Ils nous ont fait des tests qui ont réussi au mois de mai 2023. Très malheureusement, quand Guineematin, Inquisiteur et d’autres médias avaient été brouillés, ils ont pensé qu’en se limitant à des actions de lobbying, c’est vrai que ça fait partie des négociations, que la situation allait marcher. À partir de mai, je m’étais dit qu’ils ont eu ce qu’ils voulaient. La restriction des médias, ils ont réussi leur test sans qu’on ne puisse véritablement nous organiser pour dire qu’à l’avenir ils vont revenir. Et c’est ce qu’ils ont fait. Au fur et à mesure que nous avançons, les abus se multiplient et ils ne vont pas s’arrêter. C’est à nous de voir ces restrictions comme une sorte d’appel à la mobilisation pour défendre et protéger notre droit à l’information. Organisons-nous pour leur demander d’arrêter de bâillonner la liberté de la presse et d’expression.

Qu’en est-il des fausses informations en cette période des restrictions ?

Avant, il y avait des gens qui faisaient du monitoring pour pouvoir vérifier les fausses informations. Par exemple à GuineeCheck, nous abattons un énorme travail de veille et de déconstruction des fausses informations. Très malheureusement avec la restriction d’Internet et des réseaux sociaux, il y a des usines à trolls qui essaient de diluer l’espace informationnel. Ça, c’est un grand problème et ceux qui ont restreint Internet n’imaginent pas le danger que cela puisse avoir sur notre démocratie en construction. Aujourd’hui, les récits qui passent, ces sont les récits de ceux qui disposent des VPN ou qui ont des techniques leur permettant de se connecter à internet pour envoyer les messages qu’ils veulent faire passer. Cette restriction impacte la liberté de la presse, ternie l’image de la Guinée à l’international et favorise la profusion de la désinformation.

Est-ce qu’il y a un risque lié à l’usage des VPN ?

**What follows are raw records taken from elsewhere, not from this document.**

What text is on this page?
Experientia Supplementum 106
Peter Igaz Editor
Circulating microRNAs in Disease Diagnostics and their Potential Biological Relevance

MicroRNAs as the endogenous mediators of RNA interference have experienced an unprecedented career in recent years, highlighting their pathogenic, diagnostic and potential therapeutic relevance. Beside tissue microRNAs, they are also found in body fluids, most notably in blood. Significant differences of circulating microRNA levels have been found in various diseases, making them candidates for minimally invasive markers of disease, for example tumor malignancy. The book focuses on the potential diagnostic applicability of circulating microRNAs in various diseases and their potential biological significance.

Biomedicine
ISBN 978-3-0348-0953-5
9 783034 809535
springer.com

Nous avons trois types de VPN qui sont plus répandus. C’est-à-dire que vous avez un VPN freemium où vous utilisez une partie pour accéder à l’intégralité des fonctionnalités comme Psiphon ou d’autres vous devez payer. Il y en a d’autres qui sont open source et gratuits comme Ordbot. Vous avez aussi des VPN qu’il faut payer avant de pouvoir les utiliser. Maintenant, par rapport à l’usage des VPN, si vous téléchargez un qui est infecté par des virus, cela veut dire qu’il y a des conséquences. Ce qui est important, c’est de s’assurer de la qualité du VPN que vous utilisez. Pour cela, il faut lire les commentaires des autres utilisateurs et chercher à savoir si le VPN est bien reconnu par les différentes plateformes ou acteurs de l’espace civique et numérique.